Tuesday, September 1, 2009

Today, I looked at you, and laughed. In your face. It was awesome.

It was aweomse because I've never seen you in this light before. Last time I talked to you was 3 weeks ago, August 12 to be exact, and I havent seen you since. Although I would expect that from a coward. You going into hiding and shit. Its in your nature. I didnt actually see you physically, but I saw a pic of you on facebook on a mutual friend's album, and realised why everyone I have ever known always told me that I had bad taste in guys. This time, however, I could see it too. You're ugly. Everything about you is ugly. Your smug look, your 'Im gonna squint in this picture tryna pull off the smoky eye effect' pose, your big upper body and embaressingly time lower half.
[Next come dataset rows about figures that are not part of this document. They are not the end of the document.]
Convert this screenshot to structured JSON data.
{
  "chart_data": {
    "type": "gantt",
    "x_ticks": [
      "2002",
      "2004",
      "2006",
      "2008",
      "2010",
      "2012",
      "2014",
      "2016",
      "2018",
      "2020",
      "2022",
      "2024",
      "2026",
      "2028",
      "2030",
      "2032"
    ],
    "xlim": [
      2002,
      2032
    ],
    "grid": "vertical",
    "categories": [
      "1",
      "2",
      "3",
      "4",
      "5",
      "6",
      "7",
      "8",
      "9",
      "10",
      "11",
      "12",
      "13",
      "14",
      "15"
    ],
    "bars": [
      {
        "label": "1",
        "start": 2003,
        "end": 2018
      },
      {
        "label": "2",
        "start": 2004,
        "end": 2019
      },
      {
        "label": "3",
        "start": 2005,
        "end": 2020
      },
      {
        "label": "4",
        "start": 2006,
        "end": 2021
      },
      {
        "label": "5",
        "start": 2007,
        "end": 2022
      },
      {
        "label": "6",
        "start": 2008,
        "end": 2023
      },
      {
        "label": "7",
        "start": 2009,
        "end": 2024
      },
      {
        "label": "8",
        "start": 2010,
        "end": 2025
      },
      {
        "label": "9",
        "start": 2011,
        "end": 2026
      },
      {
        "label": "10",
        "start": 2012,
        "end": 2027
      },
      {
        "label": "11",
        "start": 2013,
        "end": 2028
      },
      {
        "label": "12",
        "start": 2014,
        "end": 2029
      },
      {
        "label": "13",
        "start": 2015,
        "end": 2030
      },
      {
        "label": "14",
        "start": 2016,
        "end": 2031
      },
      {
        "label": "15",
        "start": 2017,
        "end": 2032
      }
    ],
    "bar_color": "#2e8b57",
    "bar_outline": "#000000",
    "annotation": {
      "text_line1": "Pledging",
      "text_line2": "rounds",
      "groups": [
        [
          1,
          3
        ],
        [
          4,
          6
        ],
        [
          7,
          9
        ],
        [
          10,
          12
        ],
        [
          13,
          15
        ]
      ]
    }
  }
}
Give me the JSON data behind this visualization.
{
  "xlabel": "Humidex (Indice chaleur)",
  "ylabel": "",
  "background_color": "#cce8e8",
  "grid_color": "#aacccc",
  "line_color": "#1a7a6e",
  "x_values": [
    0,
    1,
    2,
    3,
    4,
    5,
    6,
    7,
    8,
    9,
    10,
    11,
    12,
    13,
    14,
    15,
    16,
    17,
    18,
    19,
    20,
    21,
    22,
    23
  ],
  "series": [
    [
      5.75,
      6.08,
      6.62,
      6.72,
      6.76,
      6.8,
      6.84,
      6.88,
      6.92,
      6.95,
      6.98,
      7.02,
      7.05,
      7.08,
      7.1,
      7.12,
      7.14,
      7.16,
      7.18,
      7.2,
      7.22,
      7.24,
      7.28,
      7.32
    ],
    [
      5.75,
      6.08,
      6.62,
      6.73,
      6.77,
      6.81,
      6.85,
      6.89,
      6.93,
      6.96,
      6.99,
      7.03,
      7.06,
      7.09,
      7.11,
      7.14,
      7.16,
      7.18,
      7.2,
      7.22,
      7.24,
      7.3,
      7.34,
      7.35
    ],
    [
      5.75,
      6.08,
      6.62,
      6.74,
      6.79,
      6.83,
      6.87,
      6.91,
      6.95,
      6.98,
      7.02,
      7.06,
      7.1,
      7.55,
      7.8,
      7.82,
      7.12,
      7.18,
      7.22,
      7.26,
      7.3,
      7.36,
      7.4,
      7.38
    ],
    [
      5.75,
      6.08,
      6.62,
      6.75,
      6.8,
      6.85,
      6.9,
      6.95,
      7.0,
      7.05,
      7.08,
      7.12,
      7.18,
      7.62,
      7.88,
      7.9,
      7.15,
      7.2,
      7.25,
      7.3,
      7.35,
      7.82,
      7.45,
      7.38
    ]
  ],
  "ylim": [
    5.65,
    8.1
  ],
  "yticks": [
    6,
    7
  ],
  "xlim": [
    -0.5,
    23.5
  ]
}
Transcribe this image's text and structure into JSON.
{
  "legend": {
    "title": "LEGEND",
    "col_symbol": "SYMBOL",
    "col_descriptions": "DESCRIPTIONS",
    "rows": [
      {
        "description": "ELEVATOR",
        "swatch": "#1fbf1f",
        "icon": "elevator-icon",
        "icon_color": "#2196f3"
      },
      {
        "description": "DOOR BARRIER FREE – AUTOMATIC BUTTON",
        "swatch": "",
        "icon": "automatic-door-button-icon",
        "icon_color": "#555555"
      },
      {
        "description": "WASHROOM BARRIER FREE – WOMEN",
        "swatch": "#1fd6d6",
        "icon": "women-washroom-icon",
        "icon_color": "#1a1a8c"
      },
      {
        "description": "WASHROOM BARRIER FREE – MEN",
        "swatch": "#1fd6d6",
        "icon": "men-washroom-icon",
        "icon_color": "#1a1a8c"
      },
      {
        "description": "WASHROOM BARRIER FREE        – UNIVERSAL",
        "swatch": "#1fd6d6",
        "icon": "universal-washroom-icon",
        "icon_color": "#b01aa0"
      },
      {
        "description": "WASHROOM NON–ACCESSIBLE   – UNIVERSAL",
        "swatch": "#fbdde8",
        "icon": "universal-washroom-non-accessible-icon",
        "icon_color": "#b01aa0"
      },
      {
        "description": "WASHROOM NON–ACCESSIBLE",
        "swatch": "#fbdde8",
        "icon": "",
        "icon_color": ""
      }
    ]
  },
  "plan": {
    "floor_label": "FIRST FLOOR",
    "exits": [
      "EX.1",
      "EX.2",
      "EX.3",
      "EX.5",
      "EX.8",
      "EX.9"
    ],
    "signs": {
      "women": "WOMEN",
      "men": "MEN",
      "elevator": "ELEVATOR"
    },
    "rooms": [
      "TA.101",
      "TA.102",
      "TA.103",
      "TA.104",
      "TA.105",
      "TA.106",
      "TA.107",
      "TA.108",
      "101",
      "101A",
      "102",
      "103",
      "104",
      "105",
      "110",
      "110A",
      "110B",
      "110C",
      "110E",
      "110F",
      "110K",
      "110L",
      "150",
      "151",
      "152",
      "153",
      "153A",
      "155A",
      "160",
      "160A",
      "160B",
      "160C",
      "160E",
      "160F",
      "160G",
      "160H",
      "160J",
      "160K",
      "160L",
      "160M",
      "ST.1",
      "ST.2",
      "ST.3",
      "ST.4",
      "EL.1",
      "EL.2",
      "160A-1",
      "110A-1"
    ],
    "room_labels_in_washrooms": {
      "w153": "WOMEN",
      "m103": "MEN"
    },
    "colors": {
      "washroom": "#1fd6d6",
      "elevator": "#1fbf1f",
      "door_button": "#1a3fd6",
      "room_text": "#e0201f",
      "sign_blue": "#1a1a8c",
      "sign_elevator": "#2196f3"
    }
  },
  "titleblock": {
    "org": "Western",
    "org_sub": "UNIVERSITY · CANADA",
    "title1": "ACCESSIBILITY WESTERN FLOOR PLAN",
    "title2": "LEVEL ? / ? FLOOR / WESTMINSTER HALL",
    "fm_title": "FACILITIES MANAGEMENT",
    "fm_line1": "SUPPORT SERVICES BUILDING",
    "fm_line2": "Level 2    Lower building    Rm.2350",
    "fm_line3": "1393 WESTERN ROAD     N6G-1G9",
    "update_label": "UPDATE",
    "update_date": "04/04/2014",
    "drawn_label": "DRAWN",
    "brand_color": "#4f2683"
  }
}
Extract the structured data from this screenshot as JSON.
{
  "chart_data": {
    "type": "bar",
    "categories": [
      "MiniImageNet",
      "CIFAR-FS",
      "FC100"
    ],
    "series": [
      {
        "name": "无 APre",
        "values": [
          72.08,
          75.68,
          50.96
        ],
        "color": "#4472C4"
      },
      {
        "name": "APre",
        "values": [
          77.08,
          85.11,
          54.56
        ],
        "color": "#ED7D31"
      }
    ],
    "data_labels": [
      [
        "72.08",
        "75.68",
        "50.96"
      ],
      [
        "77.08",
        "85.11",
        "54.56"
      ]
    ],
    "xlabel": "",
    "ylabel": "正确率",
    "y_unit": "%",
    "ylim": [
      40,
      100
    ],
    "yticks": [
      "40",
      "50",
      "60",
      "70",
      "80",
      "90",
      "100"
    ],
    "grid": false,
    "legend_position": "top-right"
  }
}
You have no ass, too much curly hair, and you wear shit that makes you look like a douche. I guess it totally fits your personality. Im dreading the day I will see you again though, but not because Im scared of how I will feel, but because I wouldn't know how to treat you. If it would be up to me, I would be with my friends, having the time of my life, while you were walking alone like the loser that you are and I would look you straight in the eye, and look away as if you and I had never met. But thats not gonna happen - its too good to be true. Anyway, when I saw the picture of you, I laughed. So hard! Because I didnt get the sinking feeling I usually do when I see anything related to you, and I didnt miss you. For once, I didnt miss you.

And if you happen to be reading this, I want you to know something: I hope that one day Ill stop hating you, and wishing you all the misery in this world. I hope one day I will genuinely be happy for you and wish you the very best. But right now, even though I claim to be over you, I still hate you ... but dont worry, Im working on it.